Zacharias030 5 hours ago
It is consistent with what the commenter was saying.

In any case, for Go - with a mild amount of expert knowledge - this limitation is most likely quite irrelevant unless in very rare endgame situations, or special superko setups, where a lack of moves or solutions push some probability to moves that look like wishful thinking.

I think this is not a significant limitation of the work (not that any parent claimed otherwise). MuZero is acting in an environment with prescribed actions, it’s just “planning with a learned model” and without access to the simulation environment.

—-

What I am less convinced by was the claim that MuZero reaches higher performance than previous AlphaZero variants. What is the comparison based on? Iso-flops, Iso-search depth, iso self play games, iso wallclock time? What would make sense here?

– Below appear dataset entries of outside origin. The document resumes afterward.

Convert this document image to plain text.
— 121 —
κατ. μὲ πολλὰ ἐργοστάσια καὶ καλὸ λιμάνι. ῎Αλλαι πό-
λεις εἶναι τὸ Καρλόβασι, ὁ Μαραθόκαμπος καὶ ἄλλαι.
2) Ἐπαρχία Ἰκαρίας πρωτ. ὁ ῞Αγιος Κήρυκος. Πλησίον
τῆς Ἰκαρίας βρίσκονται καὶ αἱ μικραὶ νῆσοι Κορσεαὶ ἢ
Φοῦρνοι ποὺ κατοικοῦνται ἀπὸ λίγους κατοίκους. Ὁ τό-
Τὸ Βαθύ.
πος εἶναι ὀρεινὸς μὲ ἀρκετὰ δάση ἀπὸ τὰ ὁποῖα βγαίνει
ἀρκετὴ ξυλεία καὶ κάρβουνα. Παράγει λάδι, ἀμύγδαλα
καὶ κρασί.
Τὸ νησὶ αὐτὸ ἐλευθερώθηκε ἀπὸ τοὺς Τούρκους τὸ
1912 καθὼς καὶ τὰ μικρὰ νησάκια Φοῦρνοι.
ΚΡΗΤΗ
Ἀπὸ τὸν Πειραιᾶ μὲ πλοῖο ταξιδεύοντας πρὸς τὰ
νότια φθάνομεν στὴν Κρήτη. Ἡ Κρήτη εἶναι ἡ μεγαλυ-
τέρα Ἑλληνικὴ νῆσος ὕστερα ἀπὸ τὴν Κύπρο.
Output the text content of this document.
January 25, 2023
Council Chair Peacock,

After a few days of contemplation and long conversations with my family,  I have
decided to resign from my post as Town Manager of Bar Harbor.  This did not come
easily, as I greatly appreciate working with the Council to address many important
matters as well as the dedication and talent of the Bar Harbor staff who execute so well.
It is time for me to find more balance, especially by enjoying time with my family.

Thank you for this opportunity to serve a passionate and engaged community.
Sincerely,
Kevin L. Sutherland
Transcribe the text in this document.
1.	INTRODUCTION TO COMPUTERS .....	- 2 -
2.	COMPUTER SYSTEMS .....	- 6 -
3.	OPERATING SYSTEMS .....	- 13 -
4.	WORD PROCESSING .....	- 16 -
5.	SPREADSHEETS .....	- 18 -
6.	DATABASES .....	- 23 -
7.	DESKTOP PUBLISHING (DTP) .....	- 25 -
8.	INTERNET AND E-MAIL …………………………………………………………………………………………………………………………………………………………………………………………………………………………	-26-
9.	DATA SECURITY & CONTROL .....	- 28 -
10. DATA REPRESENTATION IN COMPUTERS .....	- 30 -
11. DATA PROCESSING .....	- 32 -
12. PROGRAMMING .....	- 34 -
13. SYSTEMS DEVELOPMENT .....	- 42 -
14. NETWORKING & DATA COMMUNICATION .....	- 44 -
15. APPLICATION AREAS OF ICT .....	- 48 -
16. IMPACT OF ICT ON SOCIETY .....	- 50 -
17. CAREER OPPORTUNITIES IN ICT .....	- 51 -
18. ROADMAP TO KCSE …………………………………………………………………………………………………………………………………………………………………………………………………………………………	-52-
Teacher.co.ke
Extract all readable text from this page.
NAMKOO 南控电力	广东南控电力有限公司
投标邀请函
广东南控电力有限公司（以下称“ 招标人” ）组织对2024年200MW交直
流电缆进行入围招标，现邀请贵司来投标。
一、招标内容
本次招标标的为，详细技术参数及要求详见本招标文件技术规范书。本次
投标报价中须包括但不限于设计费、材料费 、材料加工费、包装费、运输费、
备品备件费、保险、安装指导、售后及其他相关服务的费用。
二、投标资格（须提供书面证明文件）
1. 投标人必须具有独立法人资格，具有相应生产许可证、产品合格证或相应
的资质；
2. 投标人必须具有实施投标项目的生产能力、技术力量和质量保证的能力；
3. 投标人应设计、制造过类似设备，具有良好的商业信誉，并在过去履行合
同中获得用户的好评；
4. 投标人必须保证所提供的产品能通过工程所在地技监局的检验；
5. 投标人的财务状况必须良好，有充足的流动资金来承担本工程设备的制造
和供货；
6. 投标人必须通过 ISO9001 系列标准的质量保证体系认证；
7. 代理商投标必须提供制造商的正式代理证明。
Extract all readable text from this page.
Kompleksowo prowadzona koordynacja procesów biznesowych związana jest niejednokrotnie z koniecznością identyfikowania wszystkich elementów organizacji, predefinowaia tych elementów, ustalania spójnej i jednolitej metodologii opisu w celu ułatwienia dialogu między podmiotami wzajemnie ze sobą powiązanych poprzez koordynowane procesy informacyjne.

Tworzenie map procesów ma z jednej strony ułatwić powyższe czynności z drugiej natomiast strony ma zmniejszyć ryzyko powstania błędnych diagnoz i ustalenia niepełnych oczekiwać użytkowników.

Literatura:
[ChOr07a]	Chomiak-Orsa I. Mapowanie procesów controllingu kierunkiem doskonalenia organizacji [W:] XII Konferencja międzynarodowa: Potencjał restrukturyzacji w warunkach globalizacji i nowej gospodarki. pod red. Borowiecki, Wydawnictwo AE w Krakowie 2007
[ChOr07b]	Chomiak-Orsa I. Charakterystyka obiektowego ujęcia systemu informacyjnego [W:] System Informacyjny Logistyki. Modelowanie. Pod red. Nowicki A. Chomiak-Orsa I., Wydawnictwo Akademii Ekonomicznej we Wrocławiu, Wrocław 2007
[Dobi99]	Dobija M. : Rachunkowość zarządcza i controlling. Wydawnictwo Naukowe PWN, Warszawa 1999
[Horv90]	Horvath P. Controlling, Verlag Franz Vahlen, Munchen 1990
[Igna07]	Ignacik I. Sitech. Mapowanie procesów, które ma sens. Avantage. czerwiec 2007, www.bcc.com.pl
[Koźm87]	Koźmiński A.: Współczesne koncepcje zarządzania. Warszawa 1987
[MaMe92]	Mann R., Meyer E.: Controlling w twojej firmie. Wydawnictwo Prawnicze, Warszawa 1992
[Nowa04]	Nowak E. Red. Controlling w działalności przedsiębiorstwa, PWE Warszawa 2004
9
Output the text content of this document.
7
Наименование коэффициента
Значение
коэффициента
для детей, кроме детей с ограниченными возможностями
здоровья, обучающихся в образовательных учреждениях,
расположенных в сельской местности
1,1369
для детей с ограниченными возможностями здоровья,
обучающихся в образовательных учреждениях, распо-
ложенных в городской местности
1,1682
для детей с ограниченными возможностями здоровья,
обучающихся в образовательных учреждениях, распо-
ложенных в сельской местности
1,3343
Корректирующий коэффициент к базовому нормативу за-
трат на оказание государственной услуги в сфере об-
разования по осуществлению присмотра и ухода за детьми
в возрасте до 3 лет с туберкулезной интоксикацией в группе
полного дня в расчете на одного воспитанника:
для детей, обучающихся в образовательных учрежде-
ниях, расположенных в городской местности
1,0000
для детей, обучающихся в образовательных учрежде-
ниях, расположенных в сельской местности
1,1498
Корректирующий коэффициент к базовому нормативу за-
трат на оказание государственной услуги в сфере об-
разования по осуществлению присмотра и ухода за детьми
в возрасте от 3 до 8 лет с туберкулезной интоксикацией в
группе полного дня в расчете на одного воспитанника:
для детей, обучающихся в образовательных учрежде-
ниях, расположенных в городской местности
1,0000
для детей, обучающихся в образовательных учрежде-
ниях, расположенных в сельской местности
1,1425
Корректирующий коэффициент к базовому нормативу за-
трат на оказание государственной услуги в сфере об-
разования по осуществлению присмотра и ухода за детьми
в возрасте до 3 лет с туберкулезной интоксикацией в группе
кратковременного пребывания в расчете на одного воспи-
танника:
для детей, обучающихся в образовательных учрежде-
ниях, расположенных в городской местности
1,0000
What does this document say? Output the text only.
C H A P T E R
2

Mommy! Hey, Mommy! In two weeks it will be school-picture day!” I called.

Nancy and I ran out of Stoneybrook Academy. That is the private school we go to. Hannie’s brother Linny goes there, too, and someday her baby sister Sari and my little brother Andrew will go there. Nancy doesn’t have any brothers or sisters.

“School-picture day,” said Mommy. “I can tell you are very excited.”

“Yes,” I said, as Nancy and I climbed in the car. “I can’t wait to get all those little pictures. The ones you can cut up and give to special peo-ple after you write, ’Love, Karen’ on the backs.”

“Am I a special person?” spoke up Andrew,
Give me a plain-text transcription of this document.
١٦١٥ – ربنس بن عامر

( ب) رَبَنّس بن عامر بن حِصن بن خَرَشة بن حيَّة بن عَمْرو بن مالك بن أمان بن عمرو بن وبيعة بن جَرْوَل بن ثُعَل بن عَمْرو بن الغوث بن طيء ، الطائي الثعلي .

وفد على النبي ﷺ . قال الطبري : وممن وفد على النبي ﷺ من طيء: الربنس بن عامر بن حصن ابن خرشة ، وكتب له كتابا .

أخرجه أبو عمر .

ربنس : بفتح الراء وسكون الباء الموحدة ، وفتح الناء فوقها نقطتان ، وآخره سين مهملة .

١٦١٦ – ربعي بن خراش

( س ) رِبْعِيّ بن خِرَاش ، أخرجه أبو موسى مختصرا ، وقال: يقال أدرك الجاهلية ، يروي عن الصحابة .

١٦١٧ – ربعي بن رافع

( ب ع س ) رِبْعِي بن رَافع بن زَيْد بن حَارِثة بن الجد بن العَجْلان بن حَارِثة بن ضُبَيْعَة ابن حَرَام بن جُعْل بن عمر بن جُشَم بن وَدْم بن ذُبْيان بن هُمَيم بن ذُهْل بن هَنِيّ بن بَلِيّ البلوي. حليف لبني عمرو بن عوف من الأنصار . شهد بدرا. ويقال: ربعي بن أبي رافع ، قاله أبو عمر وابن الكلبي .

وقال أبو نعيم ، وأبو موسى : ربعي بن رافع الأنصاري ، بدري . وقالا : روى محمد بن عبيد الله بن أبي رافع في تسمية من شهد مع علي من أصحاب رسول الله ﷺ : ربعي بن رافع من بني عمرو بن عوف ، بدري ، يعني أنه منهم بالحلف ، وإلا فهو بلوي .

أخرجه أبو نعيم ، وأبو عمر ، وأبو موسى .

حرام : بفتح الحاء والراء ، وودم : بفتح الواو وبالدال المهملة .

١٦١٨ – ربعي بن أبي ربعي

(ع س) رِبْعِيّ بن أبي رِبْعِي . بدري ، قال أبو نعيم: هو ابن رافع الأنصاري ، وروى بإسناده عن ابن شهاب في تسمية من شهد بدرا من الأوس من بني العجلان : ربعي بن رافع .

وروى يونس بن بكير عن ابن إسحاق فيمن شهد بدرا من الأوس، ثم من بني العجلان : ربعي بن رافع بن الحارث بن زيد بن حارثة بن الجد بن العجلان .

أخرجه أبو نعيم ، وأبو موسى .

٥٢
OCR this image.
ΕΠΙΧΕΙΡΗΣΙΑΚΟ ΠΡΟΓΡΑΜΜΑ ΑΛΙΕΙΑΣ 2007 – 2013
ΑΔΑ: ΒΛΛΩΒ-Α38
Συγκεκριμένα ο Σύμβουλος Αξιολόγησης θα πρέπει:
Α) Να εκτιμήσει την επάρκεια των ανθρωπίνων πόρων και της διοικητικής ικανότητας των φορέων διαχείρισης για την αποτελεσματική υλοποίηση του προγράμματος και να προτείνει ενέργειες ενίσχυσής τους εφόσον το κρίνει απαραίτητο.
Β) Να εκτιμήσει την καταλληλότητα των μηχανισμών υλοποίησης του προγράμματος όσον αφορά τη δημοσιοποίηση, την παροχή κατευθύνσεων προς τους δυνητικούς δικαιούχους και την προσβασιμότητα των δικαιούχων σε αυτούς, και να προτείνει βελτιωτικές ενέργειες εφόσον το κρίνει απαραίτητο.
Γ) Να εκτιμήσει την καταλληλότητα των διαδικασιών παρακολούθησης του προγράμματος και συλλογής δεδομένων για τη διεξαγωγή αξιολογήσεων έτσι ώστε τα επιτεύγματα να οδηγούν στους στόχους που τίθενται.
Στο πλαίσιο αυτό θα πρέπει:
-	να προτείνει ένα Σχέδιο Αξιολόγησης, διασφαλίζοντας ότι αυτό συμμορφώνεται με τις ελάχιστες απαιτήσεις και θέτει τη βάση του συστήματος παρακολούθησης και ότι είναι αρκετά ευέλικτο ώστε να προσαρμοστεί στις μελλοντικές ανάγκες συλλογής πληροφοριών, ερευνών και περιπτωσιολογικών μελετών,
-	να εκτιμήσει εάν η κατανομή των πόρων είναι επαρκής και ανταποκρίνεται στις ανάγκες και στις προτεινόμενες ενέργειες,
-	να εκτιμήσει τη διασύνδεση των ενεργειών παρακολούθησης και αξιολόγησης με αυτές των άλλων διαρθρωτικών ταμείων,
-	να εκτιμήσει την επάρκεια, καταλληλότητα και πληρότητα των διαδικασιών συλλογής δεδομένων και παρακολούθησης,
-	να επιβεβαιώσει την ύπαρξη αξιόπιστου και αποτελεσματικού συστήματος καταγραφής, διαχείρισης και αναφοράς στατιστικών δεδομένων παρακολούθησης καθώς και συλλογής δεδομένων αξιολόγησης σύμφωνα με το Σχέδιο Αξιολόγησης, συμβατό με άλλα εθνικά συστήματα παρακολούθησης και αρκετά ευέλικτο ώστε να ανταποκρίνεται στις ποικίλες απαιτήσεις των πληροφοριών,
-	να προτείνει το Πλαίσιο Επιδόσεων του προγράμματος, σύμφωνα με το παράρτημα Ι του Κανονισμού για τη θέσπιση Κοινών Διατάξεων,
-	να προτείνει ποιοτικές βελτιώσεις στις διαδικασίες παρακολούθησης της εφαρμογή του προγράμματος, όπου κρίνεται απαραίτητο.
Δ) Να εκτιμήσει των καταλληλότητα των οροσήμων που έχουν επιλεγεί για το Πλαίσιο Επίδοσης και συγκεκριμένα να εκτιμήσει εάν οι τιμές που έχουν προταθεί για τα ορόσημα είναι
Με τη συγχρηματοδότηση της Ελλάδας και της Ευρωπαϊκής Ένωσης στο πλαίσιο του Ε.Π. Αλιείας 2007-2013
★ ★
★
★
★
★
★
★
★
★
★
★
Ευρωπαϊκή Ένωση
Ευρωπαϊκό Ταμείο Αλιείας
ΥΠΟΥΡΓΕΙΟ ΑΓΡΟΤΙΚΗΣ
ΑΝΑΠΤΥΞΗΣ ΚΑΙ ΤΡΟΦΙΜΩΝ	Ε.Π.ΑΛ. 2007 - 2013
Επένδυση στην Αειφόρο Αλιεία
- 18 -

Each AlphaGo paper was trained on some sort of embarrassingly parallel compute cluster, but all included the punchlines for general audiences that “in just 30 hours” some performance level was reached.

CGamesPlay 3 hours ago
This is true, and MuZero's paper notes that it did better with less computation than AlphaZero. But it still used about 10x more computation to get there than AlphaGo, which was "bootstrapped" with human expert moves. I think this is very important context to anyone who is trying to implement an AI for their own game.
smokel 14 hours ago
Implementing a world model seems to be mostly solved by LLMs. Finding one that can be evaluated fast enough to actually solve games is extremely hard, for humans and AI alike.
skywhopper 10 hours ago
What are you talking about?
daxfohl 13 hours ago
Yeah, I can't even get them to retain a simple state. I've tried having them run a maze, but instead of giving them the whole maze up front, I have them move one step at a time, tell them which directions are open from that square and ask for the next move, etc.

After a few moves they get hopelessly lost and just start wandering back and forth in a loop. Even when I prompt them explicitly to serialize a state representation of the maze after each step, and even if I prune the old context so they don't get tripped up on old state representations, they still get flustered and corrupt the state or lose track of things eventually.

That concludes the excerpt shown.